Draft guidelines for development of solar parks in India published by government

Draft guidelines for development of solar parks in India published by government

The government of India has published today a draft guidelines for development of Solar Park in India, which is available in the MNRE portal.

The Jawaharlal Nehru National Solar Mission was launched on the 11th January, 2010 by the Prime Minister. The Mission has set the ambitious target of deploying 20,000 MW of grid connected solar power by 2022 is aimed at reducing the cost of solar power generation in the country. Mission will create an enabling policy framework to achieve this objective and make India a global leader in solar energy.

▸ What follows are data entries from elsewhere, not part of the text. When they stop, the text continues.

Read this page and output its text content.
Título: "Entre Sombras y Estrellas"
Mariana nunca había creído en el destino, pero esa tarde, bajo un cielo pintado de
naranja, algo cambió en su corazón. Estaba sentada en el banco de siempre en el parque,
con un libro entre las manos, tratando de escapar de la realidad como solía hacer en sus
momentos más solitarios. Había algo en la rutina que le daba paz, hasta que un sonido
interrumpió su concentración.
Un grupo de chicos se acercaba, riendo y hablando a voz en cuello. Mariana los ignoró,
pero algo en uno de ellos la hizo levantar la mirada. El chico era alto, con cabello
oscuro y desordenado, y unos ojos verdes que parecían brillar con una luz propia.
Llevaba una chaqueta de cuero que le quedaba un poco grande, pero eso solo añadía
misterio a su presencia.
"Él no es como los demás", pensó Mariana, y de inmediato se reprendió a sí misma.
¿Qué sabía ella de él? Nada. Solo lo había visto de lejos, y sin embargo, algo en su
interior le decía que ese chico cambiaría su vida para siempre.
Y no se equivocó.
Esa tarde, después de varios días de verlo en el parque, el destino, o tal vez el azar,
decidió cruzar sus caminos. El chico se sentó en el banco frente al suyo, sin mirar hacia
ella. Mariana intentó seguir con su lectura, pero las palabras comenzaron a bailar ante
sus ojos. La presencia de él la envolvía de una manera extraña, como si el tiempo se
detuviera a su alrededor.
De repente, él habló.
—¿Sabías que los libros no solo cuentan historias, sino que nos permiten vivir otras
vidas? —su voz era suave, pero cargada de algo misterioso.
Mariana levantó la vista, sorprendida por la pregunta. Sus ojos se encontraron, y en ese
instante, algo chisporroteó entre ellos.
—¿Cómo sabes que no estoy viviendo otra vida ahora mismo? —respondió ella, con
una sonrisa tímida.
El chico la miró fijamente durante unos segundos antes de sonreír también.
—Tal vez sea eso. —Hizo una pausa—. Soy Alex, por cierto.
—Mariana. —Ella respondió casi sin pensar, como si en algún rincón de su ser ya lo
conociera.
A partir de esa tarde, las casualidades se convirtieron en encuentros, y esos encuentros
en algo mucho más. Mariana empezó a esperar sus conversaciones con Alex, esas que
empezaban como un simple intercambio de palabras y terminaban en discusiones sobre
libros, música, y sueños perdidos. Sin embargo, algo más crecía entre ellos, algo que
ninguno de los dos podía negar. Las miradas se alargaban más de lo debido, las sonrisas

The Jawaharlal Nehru National Solar Mission is a major initiative of the Government of India with active participation from States to promote ecologically sustainable growth while addressing India’s energy security challenge. It will also constitute a major contribution by India to the global effort to meet the challenges of climate change.

Solar Park in India

The solar park is a concentrated zone of development of solar power generation projects and provides developers an area that is well characterized, with proper infrastructure and access to amenities and where the risk of the projects can be minimized. 

Solar Park will also facilitate developers by reducing the number of required approvals. Large size projects have a potential to bring down the cost of Solar Power. Therefore, Ultra Mega Solar Power Projects having capacity of 500 MW or above have been planned in India. 

Large chunks of land are available in some States for solar park development. There are some developers who are keen to individually take up very large projects. Land has so far been identified in Gujarat, Madhya Pradesh, Rajasthan, Telangana, Andhra Pradesh, Arunachal Pradesh, Karnataka, Kerala, Uttar Pradesh, Meghalaya, Nagaland, Punjab, Tamil Nadu, Andaman & Nicobar Islands and Uttarakhand. Smaller parks in Himalayan & other hilly States where contiguous land may be difficult to acquire in view of the difficult terrain are also being considered. Smaller parks are also being considered in States where there is acute shortage of non-agricultural lands. 

The idea of solar parks emerged from the success of the ‘Charanka Solar Park’ in Patan, Gujarat which was closely followed by the ‘Bhadla Solar Park’ in Rajasthan. They have quickly emerged as a powerful mechanism for the rapid development of solar power projects in the country.